Act of the Parliament of Great Britain

The Taxation of Colonies Act 1778 (18 Geo. 3. c. 12) was an act of the Parliament of Great Britain that declared Parliament would not impose any duty, tax, or assessment for the raising of revenue in any of the colonies of British America or the British West Indies. The act, passed during the American Revolutionary War, was an attempt by Parliament to end the war by conceding one of the early points of dispute.

Parliament's effort to tax the colonies without the consent of the colonists, especially as enacted in the Townshend Acts of 1767 and the Tea Act of 1773, had been a major cause of the American Revolution. This act noted that those taxes had "been found by experience to occasion great uneasiness and disorders" and that his Majesty desired "to restore the peace and welfare of all his Majesty's Dominions".

The act declared that Parliament would not impose any duty, tax, or assessment for the raising of revenue in any of the colonies. Parliament would only impose such duties as expedient to regulate commerce and the net income from these duties would be given to the colonies. In making this concession, Parliament was taking the position that American colonists had advocated a decade earlier, most notably John Dickinson in his 1767 and 1768 "Letters from a Farmer in Pennsylvania".

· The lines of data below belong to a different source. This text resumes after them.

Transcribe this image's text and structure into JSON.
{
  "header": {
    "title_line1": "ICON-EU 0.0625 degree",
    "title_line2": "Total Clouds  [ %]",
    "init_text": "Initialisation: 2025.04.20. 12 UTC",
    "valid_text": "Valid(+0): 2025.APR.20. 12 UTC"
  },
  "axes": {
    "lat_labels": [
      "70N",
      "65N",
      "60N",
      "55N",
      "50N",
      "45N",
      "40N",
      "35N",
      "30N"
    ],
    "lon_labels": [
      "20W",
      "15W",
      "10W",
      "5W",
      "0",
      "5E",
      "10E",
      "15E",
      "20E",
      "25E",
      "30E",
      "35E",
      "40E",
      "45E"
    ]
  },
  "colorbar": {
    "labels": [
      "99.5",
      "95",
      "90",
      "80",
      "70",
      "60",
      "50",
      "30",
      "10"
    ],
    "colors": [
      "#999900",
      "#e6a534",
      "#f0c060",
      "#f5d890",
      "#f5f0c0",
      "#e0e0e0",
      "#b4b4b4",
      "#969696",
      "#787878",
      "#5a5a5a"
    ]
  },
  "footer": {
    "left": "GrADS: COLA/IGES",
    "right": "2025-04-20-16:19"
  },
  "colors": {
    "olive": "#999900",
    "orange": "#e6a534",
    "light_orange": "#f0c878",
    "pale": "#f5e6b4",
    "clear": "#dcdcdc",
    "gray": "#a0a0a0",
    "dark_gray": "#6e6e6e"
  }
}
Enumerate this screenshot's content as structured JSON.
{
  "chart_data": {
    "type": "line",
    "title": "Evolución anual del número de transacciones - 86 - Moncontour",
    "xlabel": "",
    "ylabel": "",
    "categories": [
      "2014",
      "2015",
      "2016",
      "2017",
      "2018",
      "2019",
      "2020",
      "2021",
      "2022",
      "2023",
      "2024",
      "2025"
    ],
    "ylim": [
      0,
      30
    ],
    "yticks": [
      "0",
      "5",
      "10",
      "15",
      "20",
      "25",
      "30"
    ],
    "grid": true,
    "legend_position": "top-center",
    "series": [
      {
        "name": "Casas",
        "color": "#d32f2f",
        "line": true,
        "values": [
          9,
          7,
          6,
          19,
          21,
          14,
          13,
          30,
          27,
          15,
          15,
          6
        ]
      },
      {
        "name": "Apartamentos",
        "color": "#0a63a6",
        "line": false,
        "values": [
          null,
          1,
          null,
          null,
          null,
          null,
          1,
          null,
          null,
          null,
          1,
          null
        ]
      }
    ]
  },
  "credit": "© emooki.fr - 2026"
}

By the time the statute was enacted, it was too late to have any effect on the war: the dispute had expanded beyond taxation, and the colonies had already declared independence. Additionally, according to legal historian John Phillip Reid, "As a matter of constitutional law the statute was meaningless", because future parliaments would not be bound by the current parliament's pledge not to impose taxes.

== Subsequent developments ==
Section 2 of the act was repealed by section 1 of, and the schedule to, the Statute Law Revision Act 1871 (34 & 35 Vict. c. 116), which came into force on 21 August 1871.

The whole act was repealed by section 1(1) of, and part VII of schedule 1 to, the Statute Law (Repeals) Act 1973, which came into force on 18 July 1973.